Effettivamente. Abbiamo ragazze per ogni categoria, dall’under 10 alla prima squadra, non è una cosa scontata! Per quanto riguarda i portieri, quest’anno ho allenato solo ragazzi. Dai 7 ai 14 anni, quindi gli aspetti sui cui lavorare variano molto da un portiere all’altro. In questa fascia di età l’aspetto ludico non può mancare, però penso sia necessario riuscire a canalizzare i ragazzi. Per questo chiedo loro la massima attenzione durante le esercitazioni. È forse questo l’aspetto su cui insisto di più. Da lì, è più facile lavorare su tutto il resto.

La crescita di una giovane calciatrice passa per tappe diverse da quella di un giovane calciatore. Data la natura dei due diversi corpi, è naturale che questi abbiano necessità di trattamenti diversi. Non credi che sia l’ora di sviluppare figure qualificate in questo campo, in modo che finalmente un’atleta femminile possa allenare le sue capacità al massimo potenziale?

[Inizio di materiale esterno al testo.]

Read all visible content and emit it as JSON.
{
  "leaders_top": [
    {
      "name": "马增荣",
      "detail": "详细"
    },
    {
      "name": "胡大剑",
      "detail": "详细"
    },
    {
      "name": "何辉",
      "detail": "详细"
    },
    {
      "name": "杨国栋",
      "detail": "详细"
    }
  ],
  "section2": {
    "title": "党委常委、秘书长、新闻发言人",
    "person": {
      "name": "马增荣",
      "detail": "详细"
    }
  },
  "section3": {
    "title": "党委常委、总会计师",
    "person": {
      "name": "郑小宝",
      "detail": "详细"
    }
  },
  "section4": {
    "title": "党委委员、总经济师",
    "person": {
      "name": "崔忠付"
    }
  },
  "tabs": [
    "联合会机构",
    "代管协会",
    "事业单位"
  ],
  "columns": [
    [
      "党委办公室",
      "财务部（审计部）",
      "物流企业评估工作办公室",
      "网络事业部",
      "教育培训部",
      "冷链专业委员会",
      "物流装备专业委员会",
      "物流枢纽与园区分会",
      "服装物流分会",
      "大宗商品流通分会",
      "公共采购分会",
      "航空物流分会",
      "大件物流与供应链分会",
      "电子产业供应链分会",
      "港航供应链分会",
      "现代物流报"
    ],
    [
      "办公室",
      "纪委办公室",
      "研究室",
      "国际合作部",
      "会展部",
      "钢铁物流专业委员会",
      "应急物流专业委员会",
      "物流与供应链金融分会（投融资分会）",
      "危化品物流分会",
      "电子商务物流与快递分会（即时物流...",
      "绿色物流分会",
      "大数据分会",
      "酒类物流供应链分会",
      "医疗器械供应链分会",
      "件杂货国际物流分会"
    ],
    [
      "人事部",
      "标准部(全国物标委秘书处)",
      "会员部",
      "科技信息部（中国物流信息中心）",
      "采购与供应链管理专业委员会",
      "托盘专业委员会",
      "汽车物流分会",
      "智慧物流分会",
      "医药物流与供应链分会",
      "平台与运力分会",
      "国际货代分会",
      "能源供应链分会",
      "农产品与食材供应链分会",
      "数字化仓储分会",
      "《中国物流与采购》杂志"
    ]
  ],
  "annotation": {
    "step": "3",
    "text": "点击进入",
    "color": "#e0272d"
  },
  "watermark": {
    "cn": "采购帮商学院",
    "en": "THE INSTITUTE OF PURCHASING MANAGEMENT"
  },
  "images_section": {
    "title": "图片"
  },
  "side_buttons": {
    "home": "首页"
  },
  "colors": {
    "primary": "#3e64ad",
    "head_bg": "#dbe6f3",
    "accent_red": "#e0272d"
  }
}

Sarebbe sicuramente utile sensibilizzare gli allenatori o aspiranti allenatori su questo punto. Non si tratta di cambiare radicalmente il modo di allenare, ma di prendere in considerazione certe specificità. Per dire, conosco molte ragazze che hanno rotto il crociato tra i 16 e i 20 anni. Non so se succede anche nel maschile, ma forse con la giusta prevenzione e i giusti carichi di lavoro, tanti di questi interventi si sarebbero potuti evitare.

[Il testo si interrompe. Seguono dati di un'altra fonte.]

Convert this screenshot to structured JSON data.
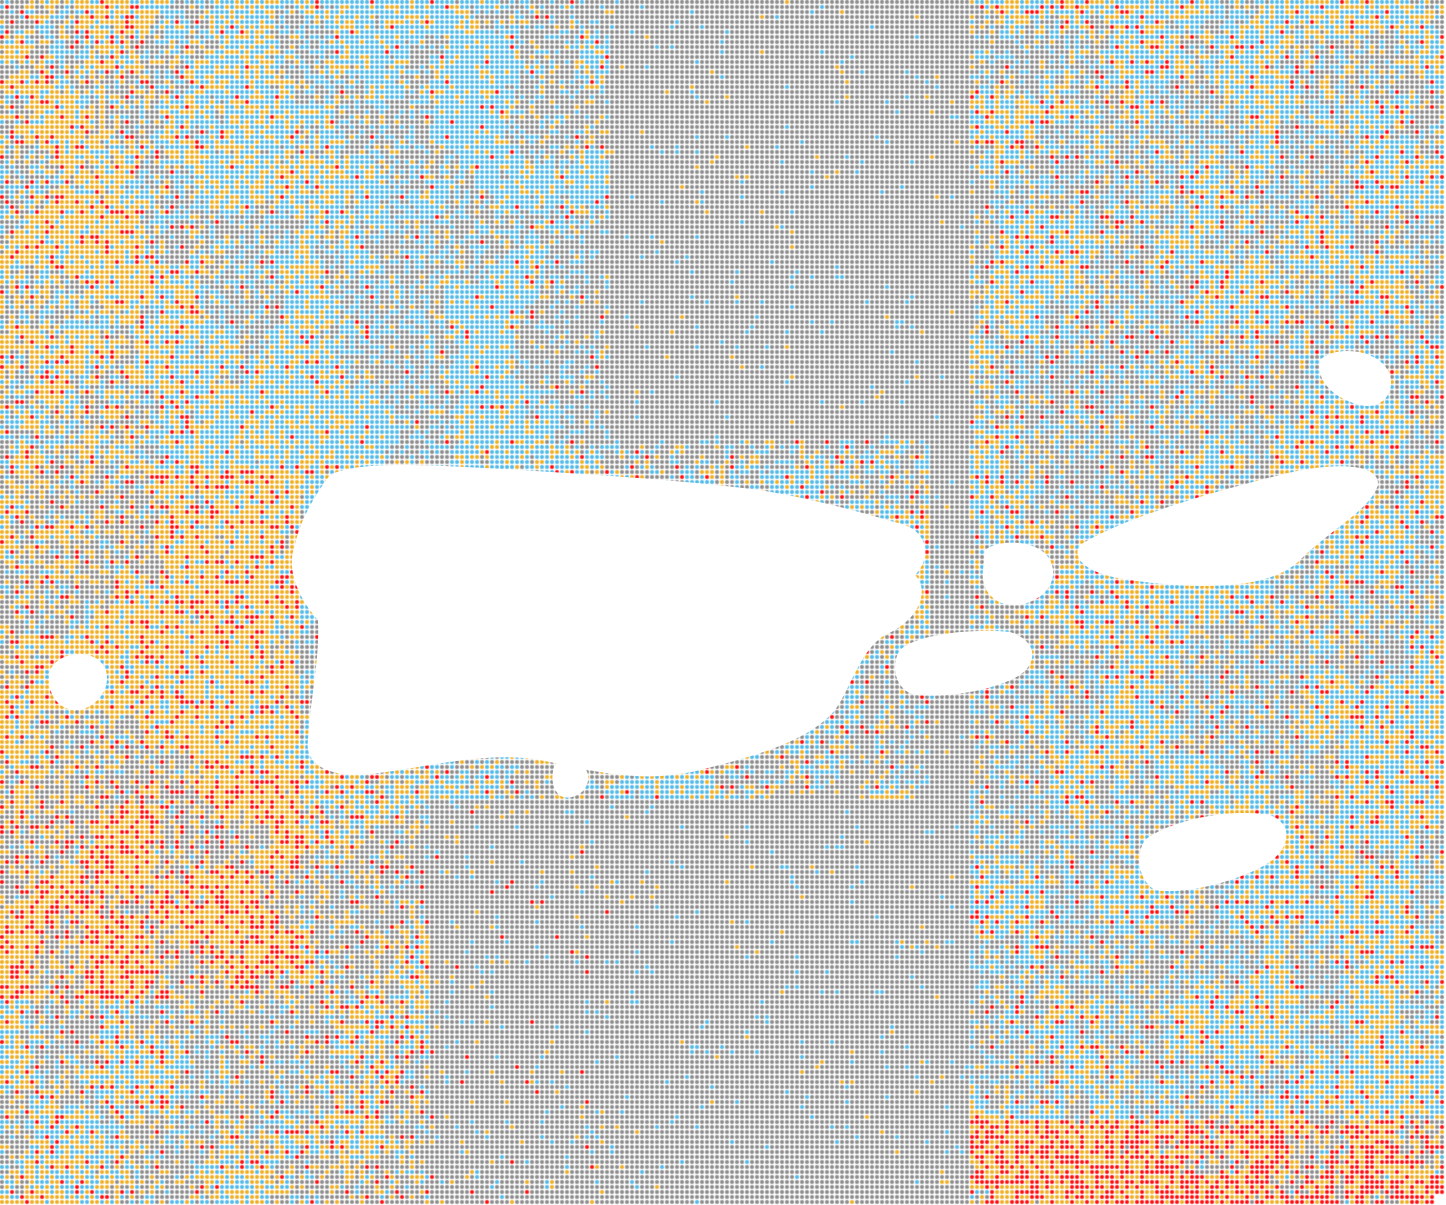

Il problema però è che ci saranno sempre più squadre che persone qualificate. E la difficoltà maggiore sarà quella di riuscire ad avvicinare le persone competenti al calcio femminile. Oltre questo aspetto, penso che per sviluppare il massimo potenziale, una ragazza dovrebbe anche avere la possibilità di scegliere liberamente lo sport che vuole praticare sin da piccola, in modo da poter sviluppare buone basi anche in giovane età.